# FX5 question.



## architeuthis (Apr 22, 2010)

Has anyone ever had to replace any of the screw knobs that hold on a FX5 lid?
If so did you get them locally or have to order them from somewhere?

Thanks.


----------



## tony1928 (Apr 22, 2010)

Try King Ed otherwise online it may have to be


----------



## mrbob (Aug 9, 2012)

Closet place I found them and they weren't cheap (12.00) was Pet Lovers in Abbotsford I heard of guys just using nuts n bolts washers? good luck!


----------



## Vman (Jan 20, 2011)

Try Curtis at poco bosleys. Or go to a hardware store for a temp fix


----------



## jbyoung00008 (May 16, 2011)

I had 1 strip awhile back.
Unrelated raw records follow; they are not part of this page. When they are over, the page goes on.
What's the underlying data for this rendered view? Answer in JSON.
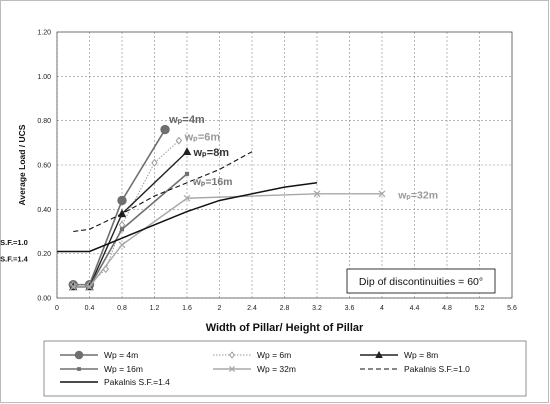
{
  "chart_data": {
    "type": "line",
    "title": "",
    "xlabel": "Width of Pillar/ Height of Pillar",
    "ylabel": "Average Load / UCS",
    "xlim": [
      0,
      5.6
    ],
    "ylim": [
      0,
      1.2
    ],
    "x_ticks": [
      "0",
      "0.4",
      "0.8",
      "1.2",
      "1.6",
      "2",
      "2.4",
      "2.8",
      "3.2",
      "3.6",
      "4",
      "4.4",
      "4.8",
      "5.2",
      "5.6"
    ],
    "y_ticks": [
      "0.00",
      "0.20",
      "0.40",
      "0.60",
      "0.80",
      "1.00",
      "1.20"
    ],
    "grid": "dashed",
    "legend_position": "bottom",
    "series": [
      {
        "name": "Wp = 4m",
        "color": "#6f6f6f",
        "line": "solid",
        "marker": "circle",
        "points": [
          [
            0.2,
            0.06
          ],
          [
            0.4,
            0.06
          ],
          [
            0.8,
            0.44
          ],
          [
            1.33,
            0.76
          ]
        ]
      },
      {
        "name": "Wp = 6m",
        "color": "#9a9a9a",
        "line": "dotted",
        "marker": "diamond-open",
        "points": [
          [
            0.2,
            0.06
          ],
          [
            0.4,
            0.06
          ],
          [
            0.6,
            0.13
          ],
          [
            0.8,
            0.33
          ],
          [
            1.2,
            0.61
          ],
          [
            1.5,
            0.71
          ]
        ]
      },
      {
        "name": "Wp = 8m",
        "color": "#222222",
        "line": "solid",
        "marker": "triangle",
        "points": [
          [
            0.2,
            0.05
          ],
          [
            0.4,
            0.05
          ],
          [
            0.8,
            0.38
          ],
          [
            1.6,
            0.66
          ]
        ]
      },
      {
        "name": "Wp = 16m",
        "color": "#707070",
        "line": "solid",
        "marker": "square",
        "points": [
          [
            0.2,
            0.05
          ],
          [
            0.4,
            0.05
          ],
          [
            0.8,
            0.31
          ],
          [
            1.6,
            0.56
          ]
        ]
      },
      {
        "name": "Wp = 32m",
        "color": "#a8a8a8",
        "line": "solid",
        "marker": "x",
        "points": [
          [
            0.2,
            0.05
          ],
          [
            0.4,
            0.05
          ],
          [
            0.8,
            0.24
          ],
          [
            1.6,
            0.45
          ],
          [
            3.2,
            0.47
          ],
          [
            4.0,
            0.47
          ]
        ]
      },
      {
        "name": "Pakalnis S.F.=1.0",
        "color": "#111111",
        "line": "dashed",
        "marker": "none",
        "points": [
          [
            0.2,
            0.3
          ],
          [
            0.4,
            0.31
          ],
          [
            0.8,
            0.38
          ],
          [
            1.2,
            0.46
          ],
          [
            1.6,
            0.52
          ],
          [
            2.0,
            0.58
          ],
          [
            2.4,
            0.66
          ]
        ]
      },
      {
        "name": "Pakalnis S.F.=1.4",
        "color": "#111111",
        "line": "solid",
        "marker": "none",
        "points": [
          [
            0.0,
            0.21
          ],
          [
            0.4,
            0.21
          ],
          [
            0.8,
            0.27
          ],
          [
            1.2,
            0.33
          ],
          [
            1.6,
            0.39
          ],
          [
            2.0,
            0.44
          ],
          [
            2.4,
            0.47
          ],
          [
            2.8,
            0.5
          ],
          [
            3.2,
            0.52
          ]
        ]
      }
    ],
    "annotations": {
      "wp4": "wₚ=4m",
      "wp6": "wₚ=6m",
      "wp8": "wₚ=8m",
      "wp16": "wₚ=16m",
      "wp32": "wₚ=32m",
      "sf10": "S.F.=1.0",
      "sf14": "S.F.=1.4"
    },
    "info_box": "Dip of discontinuities = 60°"
  }
}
Royal pain in the butt to find a matching bolt especially on a sunday. I went to numerous fasterner stores and finally found 1 that would work. They have a weird thread and its near impossible to find a matching head that fits inside the greay cap. I wouldn't recommend mickey mousing it. I think I gained many grey hairs from the whole experience and the Fx5 leaks badly even with 1 missing.

Most LFS sell the replacement ones. They are fairly cheap as mentioned by BOB


----------



## MEDHBSI (Sep 4, 2011)

I used bolts with wing nuts for the one i used to have


----------